De behandeling berust momenteel grotendeels op het gebruik van medicatie, anti-epileptica genoemd. Deze genezen de epilepsie niet, ze onderdrukken de aanvallen.
De medicatie moet regelmatig ingenomen worden, meestal meermaals per dag, en dit vaak voor een jarenlange periode. Wanneer men de medicatie vroegtijdig stopt, bestaat er een grotere kans op een terugkeer van de aanvallen.
Hoe die medicijnen juist werken is nog niet bekend. Om aanvallen te kunnen tegengaan moet het lichaam beschikken over een kleine voorraad medicatie in het bloed, de bloedspiegel genaamd. De lever breekt deze medicatie vrij snel af, zodat het nodig is deze regelmatig in te nemen om die voorraad op peil te houden.
Alle anti-epileptica hebben bijwerkingen, die niet alleen kunnen optreden bij een overdosering, maar ook bij een geringe dosis kan de persoon last ondervinden omdat hij overgevoelig is voor het middel.
De keuze van het anti-epilepticum wordt in de eerste plaats bepaald door het type aanval en het soort epilepsie, maar is heel individueel d.w.z. dat het soms moeilijk is voor een bepaald persoon het juist medicament te vinden, in de juiste dosering en zonder veel bijwerkingen maar met toch bevredigende resultaten wat betreft het onderdrukken van de aanvallen.
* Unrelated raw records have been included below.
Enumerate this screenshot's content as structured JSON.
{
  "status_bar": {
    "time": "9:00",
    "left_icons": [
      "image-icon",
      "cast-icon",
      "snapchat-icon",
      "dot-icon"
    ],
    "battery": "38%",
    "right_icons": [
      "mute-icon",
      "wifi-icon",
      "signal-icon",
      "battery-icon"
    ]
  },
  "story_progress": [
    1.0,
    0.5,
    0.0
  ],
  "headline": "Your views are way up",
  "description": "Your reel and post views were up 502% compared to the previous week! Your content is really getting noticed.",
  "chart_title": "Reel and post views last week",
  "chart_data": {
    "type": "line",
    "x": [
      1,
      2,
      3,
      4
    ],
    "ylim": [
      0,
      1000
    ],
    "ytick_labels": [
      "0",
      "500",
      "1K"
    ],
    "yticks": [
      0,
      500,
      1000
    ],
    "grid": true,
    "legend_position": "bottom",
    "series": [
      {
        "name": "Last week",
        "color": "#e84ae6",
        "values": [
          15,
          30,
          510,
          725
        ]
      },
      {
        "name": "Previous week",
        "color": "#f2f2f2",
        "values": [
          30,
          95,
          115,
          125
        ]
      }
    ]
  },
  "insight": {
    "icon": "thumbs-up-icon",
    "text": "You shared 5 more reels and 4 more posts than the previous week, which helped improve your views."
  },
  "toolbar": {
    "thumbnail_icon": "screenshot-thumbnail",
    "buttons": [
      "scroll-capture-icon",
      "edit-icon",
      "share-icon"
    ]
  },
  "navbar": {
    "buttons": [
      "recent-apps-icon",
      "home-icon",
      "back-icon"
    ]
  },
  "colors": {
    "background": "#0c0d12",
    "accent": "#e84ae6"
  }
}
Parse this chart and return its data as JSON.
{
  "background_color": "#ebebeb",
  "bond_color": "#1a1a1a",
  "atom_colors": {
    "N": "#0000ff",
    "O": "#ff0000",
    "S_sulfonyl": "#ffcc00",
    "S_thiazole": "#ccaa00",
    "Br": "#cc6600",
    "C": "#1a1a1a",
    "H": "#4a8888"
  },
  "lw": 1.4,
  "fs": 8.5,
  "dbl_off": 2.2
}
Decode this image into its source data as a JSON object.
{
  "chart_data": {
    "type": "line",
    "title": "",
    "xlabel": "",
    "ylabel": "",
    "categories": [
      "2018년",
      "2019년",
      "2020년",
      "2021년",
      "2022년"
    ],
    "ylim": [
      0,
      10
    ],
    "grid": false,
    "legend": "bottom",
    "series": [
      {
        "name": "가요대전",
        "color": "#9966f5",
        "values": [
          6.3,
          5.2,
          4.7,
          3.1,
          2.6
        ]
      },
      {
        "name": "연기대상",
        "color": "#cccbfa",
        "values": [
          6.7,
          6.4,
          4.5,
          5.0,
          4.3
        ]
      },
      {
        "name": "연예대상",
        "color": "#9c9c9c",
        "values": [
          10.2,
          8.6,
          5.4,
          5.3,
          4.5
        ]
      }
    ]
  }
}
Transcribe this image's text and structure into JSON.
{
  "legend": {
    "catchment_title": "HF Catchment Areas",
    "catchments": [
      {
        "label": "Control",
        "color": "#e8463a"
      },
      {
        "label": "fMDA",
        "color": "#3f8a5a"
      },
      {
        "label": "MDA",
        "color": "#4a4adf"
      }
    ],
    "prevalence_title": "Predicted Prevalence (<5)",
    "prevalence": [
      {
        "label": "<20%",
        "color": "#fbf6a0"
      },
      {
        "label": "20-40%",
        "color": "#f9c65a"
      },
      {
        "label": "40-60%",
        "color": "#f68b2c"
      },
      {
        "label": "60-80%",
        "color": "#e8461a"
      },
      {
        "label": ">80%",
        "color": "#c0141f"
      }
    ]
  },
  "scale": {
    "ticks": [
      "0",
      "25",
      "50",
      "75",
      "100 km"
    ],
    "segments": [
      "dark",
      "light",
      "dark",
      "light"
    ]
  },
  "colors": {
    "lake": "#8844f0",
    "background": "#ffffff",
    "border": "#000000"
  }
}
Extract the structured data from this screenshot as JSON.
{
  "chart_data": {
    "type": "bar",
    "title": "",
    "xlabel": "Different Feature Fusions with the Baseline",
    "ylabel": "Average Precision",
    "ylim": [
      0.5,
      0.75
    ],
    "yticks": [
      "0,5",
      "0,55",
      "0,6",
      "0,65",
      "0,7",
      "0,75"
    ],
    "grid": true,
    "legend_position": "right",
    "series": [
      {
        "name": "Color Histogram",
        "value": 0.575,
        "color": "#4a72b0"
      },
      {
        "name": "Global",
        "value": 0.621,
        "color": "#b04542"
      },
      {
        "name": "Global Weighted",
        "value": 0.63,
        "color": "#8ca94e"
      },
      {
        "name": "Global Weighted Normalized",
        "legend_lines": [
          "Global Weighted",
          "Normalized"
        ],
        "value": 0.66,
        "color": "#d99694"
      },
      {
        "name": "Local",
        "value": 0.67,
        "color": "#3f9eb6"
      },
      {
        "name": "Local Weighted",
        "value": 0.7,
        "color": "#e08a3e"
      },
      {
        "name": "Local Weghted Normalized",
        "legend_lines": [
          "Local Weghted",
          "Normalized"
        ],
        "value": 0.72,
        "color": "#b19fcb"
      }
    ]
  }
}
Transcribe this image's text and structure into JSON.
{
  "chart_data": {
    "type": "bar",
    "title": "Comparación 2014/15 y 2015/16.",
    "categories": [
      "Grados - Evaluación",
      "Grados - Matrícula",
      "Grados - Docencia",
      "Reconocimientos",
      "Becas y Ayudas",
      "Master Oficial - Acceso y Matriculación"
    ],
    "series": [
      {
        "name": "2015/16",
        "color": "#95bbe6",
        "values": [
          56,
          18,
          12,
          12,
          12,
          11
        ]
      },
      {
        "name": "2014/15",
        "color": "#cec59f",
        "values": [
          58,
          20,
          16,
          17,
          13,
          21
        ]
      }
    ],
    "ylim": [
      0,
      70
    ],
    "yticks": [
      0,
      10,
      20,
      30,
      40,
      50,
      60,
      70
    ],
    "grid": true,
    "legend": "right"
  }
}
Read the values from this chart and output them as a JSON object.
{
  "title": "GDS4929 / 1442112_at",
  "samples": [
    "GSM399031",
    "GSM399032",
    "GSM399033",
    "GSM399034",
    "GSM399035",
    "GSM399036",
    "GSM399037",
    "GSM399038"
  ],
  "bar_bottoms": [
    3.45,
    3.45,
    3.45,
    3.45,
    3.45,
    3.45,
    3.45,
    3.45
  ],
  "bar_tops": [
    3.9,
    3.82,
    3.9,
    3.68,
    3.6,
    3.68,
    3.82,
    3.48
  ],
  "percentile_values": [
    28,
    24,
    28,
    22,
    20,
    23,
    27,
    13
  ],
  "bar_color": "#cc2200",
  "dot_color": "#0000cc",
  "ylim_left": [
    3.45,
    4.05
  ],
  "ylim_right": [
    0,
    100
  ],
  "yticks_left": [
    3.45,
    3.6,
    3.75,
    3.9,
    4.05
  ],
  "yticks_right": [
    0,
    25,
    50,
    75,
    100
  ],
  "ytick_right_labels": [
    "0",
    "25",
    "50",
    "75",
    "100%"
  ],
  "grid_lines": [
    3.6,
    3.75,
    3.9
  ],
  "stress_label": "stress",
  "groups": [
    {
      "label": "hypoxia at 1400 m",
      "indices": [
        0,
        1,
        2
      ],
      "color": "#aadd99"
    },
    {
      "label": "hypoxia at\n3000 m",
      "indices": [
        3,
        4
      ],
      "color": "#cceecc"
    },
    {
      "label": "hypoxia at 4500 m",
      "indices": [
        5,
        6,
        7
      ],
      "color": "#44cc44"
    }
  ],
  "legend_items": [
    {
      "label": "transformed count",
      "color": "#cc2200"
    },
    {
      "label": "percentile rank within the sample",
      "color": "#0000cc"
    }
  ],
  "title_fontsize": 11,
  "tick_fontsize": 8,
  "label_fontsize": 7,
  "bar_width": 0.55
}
Niemand reageert op dezelfde manier op dezelfde medicatie/dosering!
Neurochirurgie - zoals het verwijderen van de epileptische haard - of hersenstimulatie (nervus vagus stimulatie of deep-brain stimulatie) gebeurt bij personen die niet reageren op andere therapieën. Dit gebeurt enkel onder bepaalde voorwaarden en na een reeks grondige testen en onderzoeken.
Voor kinderen met een moeilijk behandelbare epilepsie kan een ketogeen dieet ook een mogelijke behandeling zijn.